The government’s plan doesn’t include reduced class sizes or mandatory masks. It includes guidelines for how schools should operate and the overall plans will be up to the individual school divisions.
“This is a pattern of behaviour that we’ve seen from the minister time and time again — set the parameters, set the funding and then really offload any of the the hard decisions to school divisions and let them pick up the pieces,” Beck said.
The plan will start at Level 1, which is where schools are to operate as normally as possible. If needed, the number of restrictions in schools could increase if there’s a need for increased precautions.
Beck pointed out the plan doesn’t add any money to schools for increased cleaning staff or to help teachers deal with the new normal under COVID-19.
“I expected better than this.
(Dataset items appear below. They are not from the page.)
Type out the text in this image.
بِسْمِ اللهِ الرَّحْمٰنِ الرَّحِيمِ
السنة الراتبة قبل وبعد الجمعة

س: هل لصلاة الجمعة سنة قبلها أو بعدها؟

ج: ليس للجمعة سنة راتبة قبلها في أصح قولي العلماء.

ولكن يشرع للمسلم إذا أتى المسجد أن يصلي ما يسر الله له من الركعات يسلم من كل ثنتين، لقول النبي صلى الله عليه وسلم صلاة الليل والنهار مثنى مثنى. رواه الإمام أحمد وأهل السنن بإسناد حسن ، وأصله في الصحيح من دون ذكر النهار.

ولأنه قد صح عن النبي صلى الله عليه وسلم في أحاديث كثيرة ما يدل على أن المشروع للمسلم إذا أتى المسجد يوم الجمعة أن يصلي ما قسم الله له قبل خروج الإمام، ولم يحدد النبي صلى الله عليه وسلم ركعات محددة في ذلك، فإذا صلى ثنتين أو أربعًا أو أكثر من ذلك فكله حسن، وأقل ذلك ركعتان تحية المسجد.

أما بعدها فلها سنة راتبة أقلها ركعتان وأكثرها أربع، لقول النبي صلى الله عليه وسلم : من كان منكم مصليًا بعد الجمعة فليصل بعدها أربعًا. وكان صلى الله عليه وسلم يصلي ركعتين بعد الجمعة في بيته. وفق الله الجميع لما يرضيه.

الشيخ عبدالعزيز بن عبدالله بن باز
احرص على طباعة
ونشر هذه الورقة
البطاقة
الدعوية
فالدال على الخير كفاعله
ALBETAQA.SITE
I didn’t expect to have all the concerns addressed but I did expect to see a plan that was markedly different from the one that we saw in June when, in fact, what we see today contains no additional details and no reassurance from the plan that we saw in June and that is deeply disappointing,” Beck said.
She said she would be in favour of seeing some sort of mandatory mask policy in place for kids aged 10 and over as well as in high schools.
Parents had questions coming into the day about how the plan would look and Beck feels like they haven’t been given any information about if students will be safe in the fall or not.
“Parents have to make decisions in their own life if their family is immunocompromised, if they have elderly relatives that might live with them (or) whether they have flexible work arrangements so that their student can stay home to work,” Beck said.
She said it’s important the back-to-school plan succeeds or it could have some major consequences.
“We are risking not only the shutdown and the health of people in those schools, we are risking reshutting down whole sectors of the economy again,” Beck said.
She said the amount of community transmission has gone up in the province but the plan doesn’t appear to take that into account.
“This seems to be a plan that is setting our schools up to fail and if and when people get sick, then we’ll look at bringing in additional measures,” Beck said. “Why don’t we do everything we can right now to set up our schools to be as safe as possible so we reduce the risk of transmission?”